Ci si accorda per andare a sentirli suonare la sera in un locale e poi si riparte alla volta della Sagrada Familia che raggiungiamo in taxi. La vista è solo dall’esterno perché la fila per entrare è troppo lunga in relazione al tempo che abbiamo a disposizione, così iniziamo a passeggiare lungo Passeig de Gracia a vedere le case di Gaudì. Non possiamo lasciare Barcellona senza mettere i nostri piedini in acqua per cui si decide di dirigersi verso la spiaggia a vedere il mare.
Ci viene consigliato un ristorantino sul porto che alla sera ci ospiterà! Passiamo in ostello a cambiarci, abbiamo escogitato la tecnica dei bigliettini e ognuna di noi ne pesca uno per decidere l’ordine di chi farà la doccia, incredibile ma vero, in un’ora e mezza sei ragazze riescono a lavarsi e prepararsi per uscire!
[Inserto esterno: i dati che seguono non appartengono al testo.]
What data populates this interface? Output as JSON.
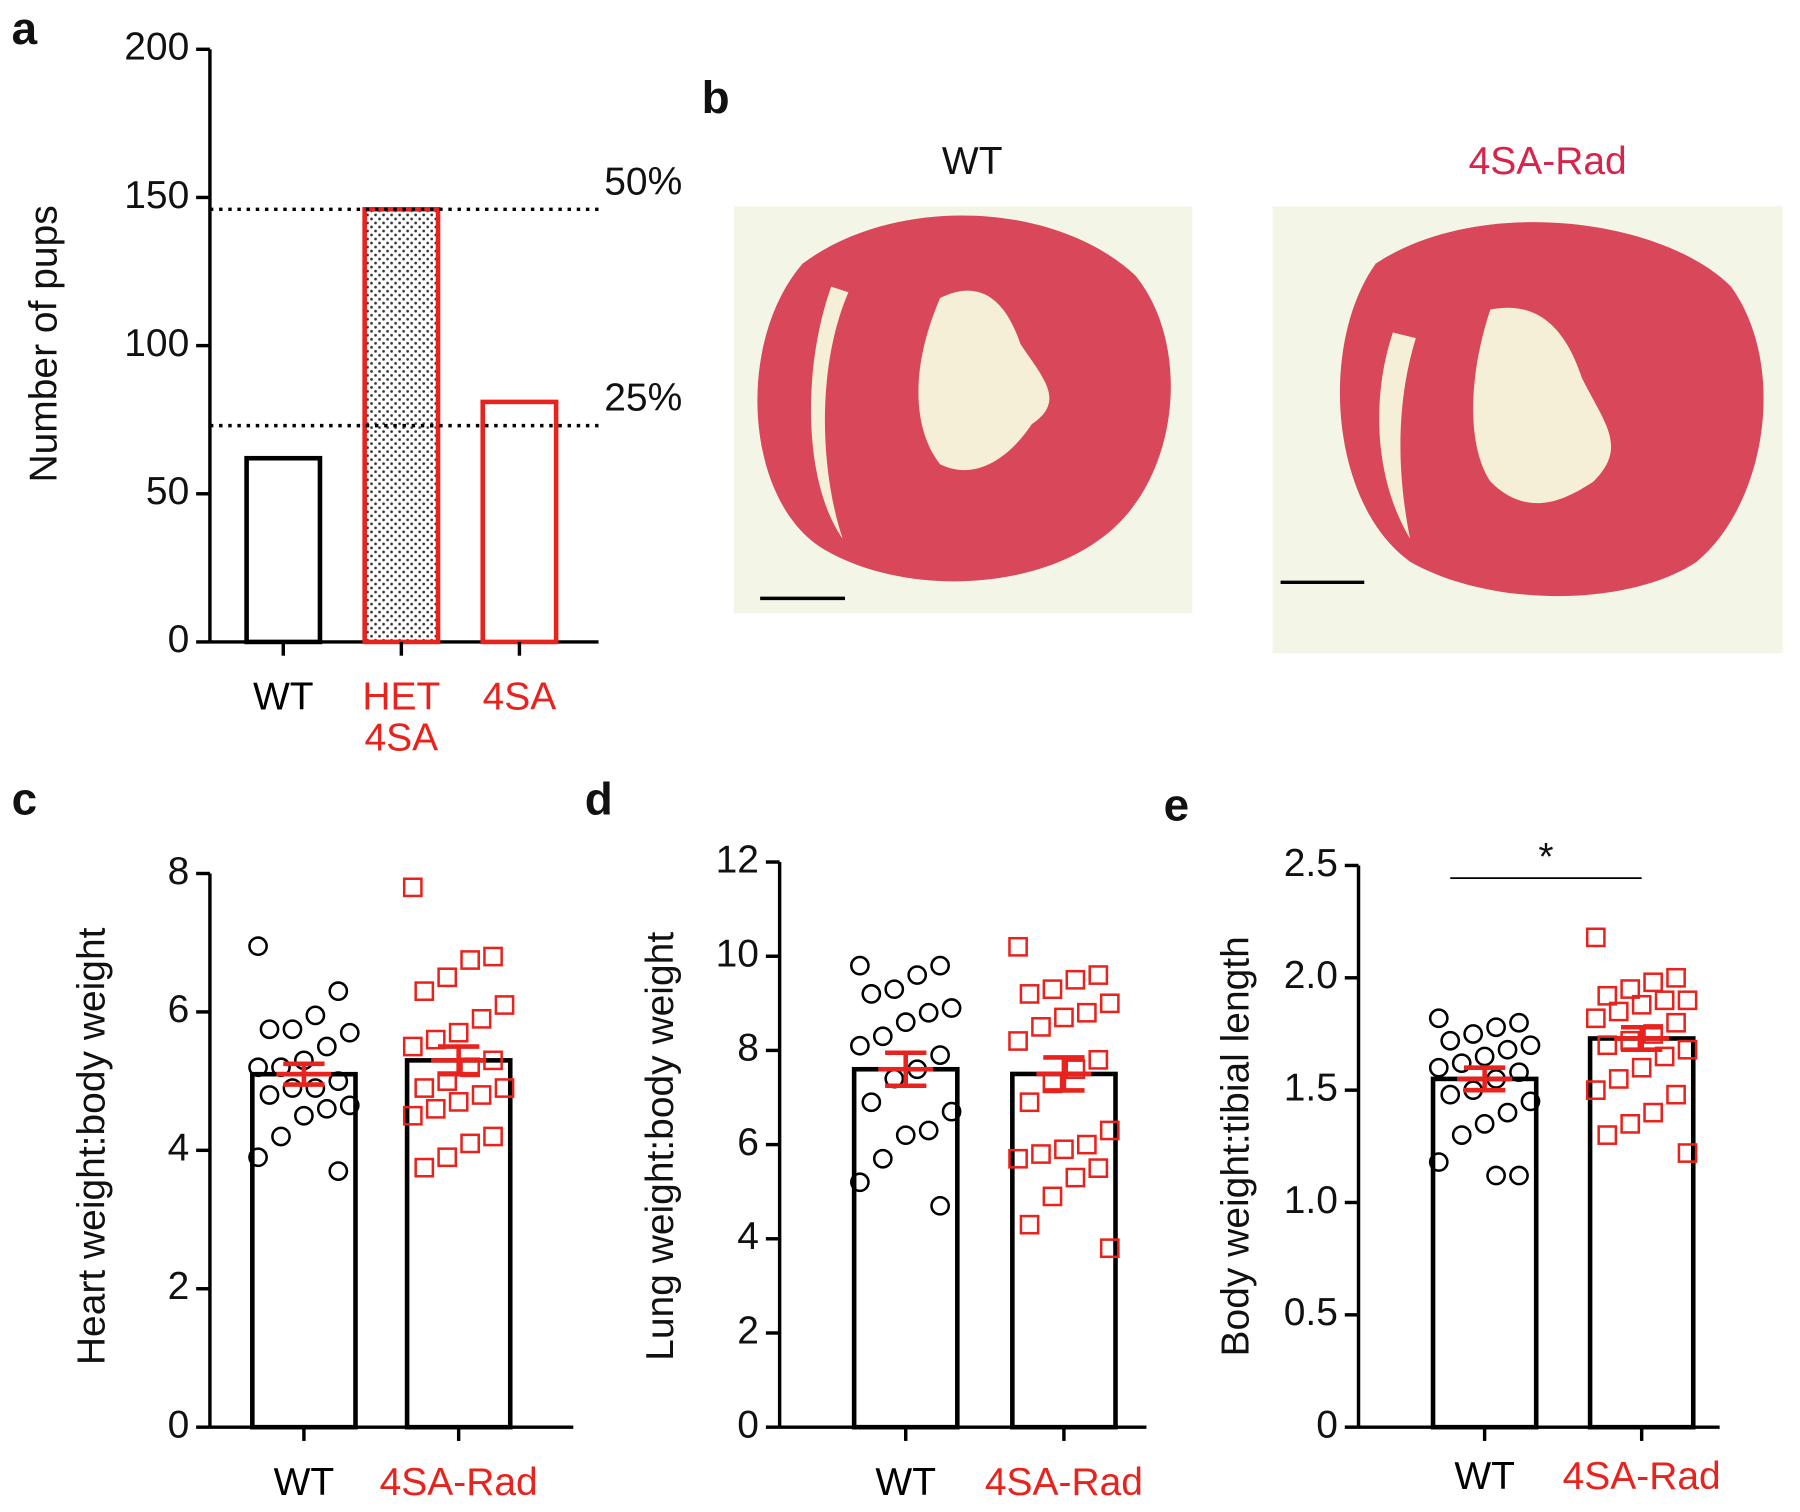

Ci dirigiamo quindi verso il porto, troviamo il solito localino sulla spiaggia gestito da italiani, che non manca in nessuna parte del mondo, e prendiamo l’aperitivo. Una di noi non resiste al suono dei tamburi e in men che non si dica ha già tolto le scarpe e improvvisa una splendida danza del ventre a piedi nudi sulla sabbia, uno spettacolo per tutto il pubblico presente! Ma è ora di cenare visto che sono le unidici passate e la paella ci aspetta! Passiamo il resto della serata a zonzo per la città, la prima meta è l’Harlem Jazz Club, dove incontriamo i ragazzi del gruppo conosciuti la mattina, poi si prosegue alla ricerca di locali, ripassando per La Rambla, andando fino a scoprire il quartiere di El Born, affollatissimo di giovani. In compagnia di due simpatici ragazzi di Mestre, che avevamo conosciuto in aeroporto e rincontrati in giro per la città, passiamo le ultime ore, seduti ad una fermata del bus a magiare patatine e sorseggiare cervesa fresca. Quando rincasiamo ci rendiamo conto che abbiamo solo due ore di sonno a disposizione, il mattino successivo ci attende il volo di ritorno. In condizioni da zombi ci alziamo e ci dirigiamo verso l’aeroporto, il volo, un po’ in ritardo, ci atterra a Venezia alle 14.00 circa, ma le sorprese non sono finite per la sposa: le amiche rimaste a casa ci aspettano in spiaggia per passare pomeriggio e serata in compagnia…..ma questo è un altro racconto, altre emozioni, altre lacrime di gioia….. Barcellona è stata la città ideale per la nostra festa, ci ha fatto divertire e regalato momenti indimenticabili per tutto ciò che abbiamo visto: gli artisti di strada sulla Rambla, i venditori ambulanti senza permesso che corrono via alla vista della polizia, i gruppi di ballerini di hip pop, i musistici e la gente che abbiamo incontrato, di tutte le nazionalità.
Di Barcellona ci rimarrà nel cuore l’immagine dal Parc Guell della Sagrada Familia, che si alza sopra tutto, le opere di Gaudì che abbiamo osservato a bocca aperta con il naso all’insù, ma soprattutto la spensieratezza di una città baciata dal sole e accarezzata dal mare, dove puoi incontrare tutti i giovani del mondo.